Dr. Boyun Guo is a full professor and graduate coordinator in petroleum engineering at the University of Louisiana at Lafayette. He also serves as the director of the Center for Optimization of Petroleum Systems (COPS) at the Energy Institute of Louisiana (EIL). With a robust career bridging both industrial practice and rigorous academia, Dr. Guo offers an exceptional breadth of expertise in subsea reservoir engineering, drilling optimization, and strategic production design.

Dr. Guo possesses a comprehensive professional background that features 9 years of work experience in the petroleum industry, 5 years of work experience in a U.S. research center, and over 20 years of work experience in U.S. academia. Throughout his time in academia, he has supervised and graduated 15 Ph.D. students and over 40 master’s students over the past 20 years. He has conducted and participated in a number of high-level research projects, including those sponsored by U.S. NASA and the Department of Energy (DOE).

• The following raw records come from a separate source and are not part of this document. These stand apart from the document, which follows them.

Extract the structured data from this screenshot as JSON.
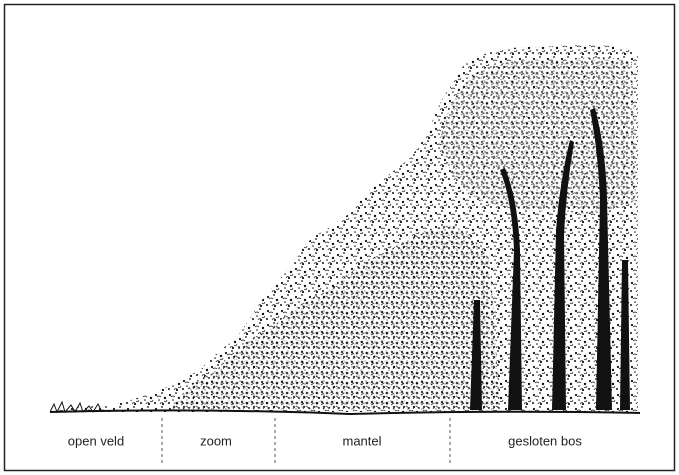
{
  "zones": [
    {
      "label": "open veld"
    },
    {
      "label": "zoom"
    },
    {
      "label": "mantel"
    },
    {
      "label": "gesloten bos"
    }
  ]
}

An incredibly prolific author and innovator, Dr. Guo has published over 140 papers in peer-reviewed journals, presented over 70 technical papers in national and international conferences, and authored 11 books along with a great number of invention patents in petroleum engineering. In recognition of his exceptional research, teaching, and advisory contributions, he received the Eminent Faculty (Distinguished Professor) Award from UL Lafayette, the Outstanding Doctoral Student Mentor Award from UL Lafayette, the Award for the Distinguished Contributions to the Petroleum Engineering from the Society of Petroleum Engineers (SPE), and the Distinguished Achievement Award for Petroleum Engineering Faculty from the SPE.

Recent Projects

• Carbon Dioxide Seafloor Storage: Evaluating the feasibility of dynamic CO2 hydrate formation in porous media and utilizing advanced jet-cooling technologies for non-leaking, long-term marine storage.

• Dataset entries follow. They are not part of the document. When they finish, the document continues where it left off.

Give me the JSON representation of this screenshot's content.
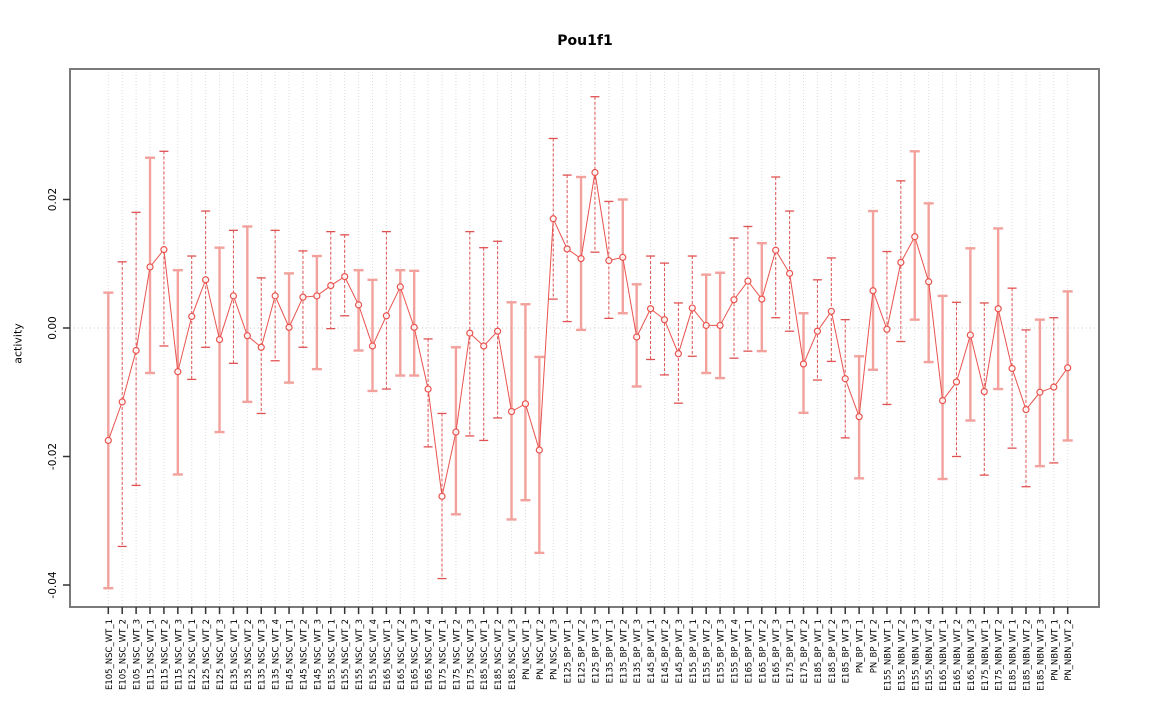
{
  "title": "Pou1f1",
  "y_axis": {
    "label": "activity",
    "tick_labels": [
      "-0.04",
      "-0.02",
      "0.00",
      "0.02"
    ],
    "tick_values": [
      -0.04,
      -0.02,
      0.0,
      0.02
    ]
  },
  "colors": {
    "point_red": "#e8534e",
    "bar_wide_salmon": "#f2a19c",
    "bar_thin_red": "#e05252",
    "grid": "#dcdcdc",
    "border": "#7a7a7a",
    "tick": "#333333",
    "text": "#000000"
  },
  "chart_data": {
    "type": "line",
    "title": "Pou1f1",
    "xlabel": "",
    "ylabel": "activity",
    "ylim": [
      -0.042,
      0.038
    ],
    "grid": "vertical-dotted-per-category-plus-zero-line",
    "legend": "none",
    "marker": "open-circle",
    "error_bars": true,
    "categories": [
      "E105_NSC_WT_1",
      "E105_NSC_WT_2",
      "E105_NSC_WT_3",
      "E115_NSC_WT_1",
      "E115_NSC_WT_2",
      "E115_NSC_WT_3",
      "E125_NSC_WT_1",
      "E125_NSC_WT_2",
      "E125_NSC_WT_3",
      "E135_NSC_WT_1",
      "E135_NSC_WT_2",
      "E135_NSC_WT_3",
      "E135_NSC_WT_4",
      "E145_NSC_WT_1",
      "E145_NSC_WT_2",
      "E145_NSC_WT_3",
      "E155_NSC_WT_1",
      "E155_NSC_WT_2",
      "E155_NSC_WT_3",
      "E155_NSC_WT_4",
      "E165_NSC_WT_1",
      "E165_NSC_WT_2",
      "E165_NSC_WT_3",
      "E165_NSC_WT_4",
      "E175_NSC_WT_1",
      "E175_NSC_WT_2",
      "E175_NSC_WT_3",
      "E185_NSC_WT_1",
      "E185_NSC_WT_2",
      "E185_NSC_WT_3",
      "PN_NSC_WT_1",
      "PN_NSC_WT_2",
      "PN_NSC_WT_3",
      "E125_BP_WT_1",
      "E125_BP_WT_2",
      "E125_BP_WT_3",
      "E135_BP_WT_1",
      "E135_BP_WT_2",
      "E135_BP_WT_3",
      "E145_BP_WT_1",
      "E145_BP_WT_2",
      "E145_BP_WT_3",
      "E155_BP_WT_1",
      "E155_BP_WT_2",
      "E155_BP_WT_3",
      "E155_BP_WT_4",
      "E165_BP_WT_1",
      "E165_BP_WT_2",
      "E165_BP_WT_3",
      "E175_BP_WT_1",
      "E175_BP_WT_2",
      "E185_BP_WT_1",
      "E185_BP_WT_2",
      "E185_BP_WT_3",
      "PN_BP_WT_1",
      "PN_BP_WT_2",
      "E155_NBN_WT_1",
      "E155_NBN_WT_2",
      "E155_NBN_WT_3",
      "E155_NBN_WT_4",
      "E165_NBN_WT_1",
      "E165_NBN_WT_2",
      "E165_NBN_WT_3",
      "E175_NBN_WT_1",
      "E175_NBN_WT_2",
      "E185_NBN_WT_1",
      "E185_NBN_WT_2",
      "E185_NBN_WT_3",
      "PN_NBN_WT_1",
      "PN_NBN_WT_2"
    ],
    "series": [
      {
        "name": "activity",
        "values": [
          -0.0175,
          -0.0115,
          -0.0035,
          0.0095,
          0.0122,
          -0.0068,
          0.0018,
          0.0075,
          -0.0018,
          0.005,
          -0.0012,
          -0.003,
          0.005,
          0.0001,
          0.0048,
          0.005,
          0.0066,
          0.008,
          0.0036,
          -0.0028,
          0.0019,
          0.0064,
          0.0001,
          -0.0095,
          -0.0262,
          -0.0162,
          -0.0008,
          -0.0028,
          -0.0005,
          -0.013,
          -0.0118,
          -0.019,
          0.017,
          0.0123,
          0.0108,
          0.0242,
          0.0105,
          0.011,
          -0.0014,
          0.003,
          0.0013,
          -0.004,
          0.0031,
          0.0004,
          0.0004,
          0.0044,
          0.0073,
          0.0045,
          0.0121,
          0.0085,
          -0.0056,
          -0.0005,
          0.0026,
          -0.0079,
          -0.0138,
          0.0058,
          -0.0002,
          0.0102,
          0.0142,
          0.0072,
          -0.0113,
          -0.0084,
          -0.0011,
          -0.0099,
          0.003,
          -0.0063,
          -0.0127,
          -0.01,
          -0.0092,
          -0.0062
        ],
        "err_high": [
          0.0055,
          0.0103,
          0.018,
          0.0265,
          0.0275,
          0.009,
          0.0112,
          0.0182,
          0.0125,
          0.0152,
          0.0158,
          0.0078,
          0.0152,
          0.0085,
          0.012,
          0.0112,
          0.015,
          0.0145,
          0.009,
          0.0075,
          0.015,
          0.009,
          0.0089,
          -0.0017,
          -0.0133,
          -0.003,
          0.015,
          0.0125,
          0.0135,
          0.004,
          0.0037,
          -0.0045,
          0.0295,
          0.0238,
          0.0235,
          0.036,
          0.0197,
          0.02,
          0.0068,
          0.0112,
          0.0101,
          0.0039,
          0.0112,
          0.0083,
          0.0086,
          0.014,
          0.0158,
          0.0132,
          0.0235,
          0.0182,
          0.0023,
          0.0075,
          0.0109,
          0.0013,
          -0.0044,
          0.0182,
          0.0119,
          0.0229,
          0.0275,
          0.0194,
          0.005,
          0.004,
          0.0124,
          0.0039,
          0.0155,
          0.0062,
          -0.0003,
          0.0013,
          0.0016,
          0.0057
        ],
        "err_low": [
          -0.0405,
          -0.034,
          -0.0245,
          -0.007,
          -0.0028,
          -0.0228,
          -0.008,
          -0.003,
          -0.0162,
          -0.0055,
          -0.0115,
          -0.0133,
          -0.0051,
          -0.0085,
          -0.003,
          -0.0064,
          -0.0001,
          0.0019,
          -0.0035,
          -0.0098,
          -0.0095,
          -0.0074,
          -0.0074,
          -0.0185,
          -0.039,
          -0.029,
          -0.0168,
          -0.0175,
          -0.014,
          -0.0298,
          -0.0268,
          -0.035,
          0.0045,
          0.001,
          -0.0003,
          0.0118,
          0.0015,
          0.0023,
          -0.0091,
          -0.0049,
          -0.0073,
          -0.0117,
          -0.0044,
          -0.007,
          -0.0078,
          -0.0047,
          -0.0036,
          -0.0036,
          0.0016,
          -0.0005,
          -0.0132,
          -0.0081,
          -0.0052,
          -0.0171,
          -0.0234,
          -0.0065,
          -0.0119,
          -0.0021,
          0.0013,
          -0.0053,
          -0.0235,
          -0.02,
          -0.0144,
          -0.0229,
          -0.0095,
          -0.0187,
          -0.0247,
          -0.0215,
          -0.021,
          -0.0175
        ],
        "bar_wide": [
          true,
          false,
          false,
          true,
          false,
          true,
          false,
          false,
          true,
          false,
          true,
          false,
          false,
          true,
          false,
          true,
          false,
          false,
          true,
          true,
          false,
          true,
          true,
          false,
          false,
          true,
          false,
          false,
          false,
          true,
          true,
          true,
          false,
          false,
          true,
          false,
          false,
          true,
          true,
          false,
          false,
          false,
          false,
          true,
          true,
          false,
          false,
          true,
          false,
          false,
          true,
          false,
          false,
          false,
          true,
          true,
          false,
          false,
          true,
          true,
          true,
          false,
          true,
          false,
          true,
          false,
          false,
          true,
          false,
          true
        ]
      }
    ]
  }
}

• Geothermal Energy Conversion: Developing mathematical models to assess the thermal efficiency and productivity of converting end-of-lifetime oil and gas wells into productive geothermal systems.

• Unconventional Reservoir Recovery: Revisiting fluid and capillary imbibition mechanisms to enhance hydrocarbon recovery and optimize post-fracturing soaking times in multi-fractured shale formations.

• Extended-Reach Drilling Trajectories: Mathematical modeling of friction reduction using innovative smooth catenary trajectories to optimize long horizontal well operations.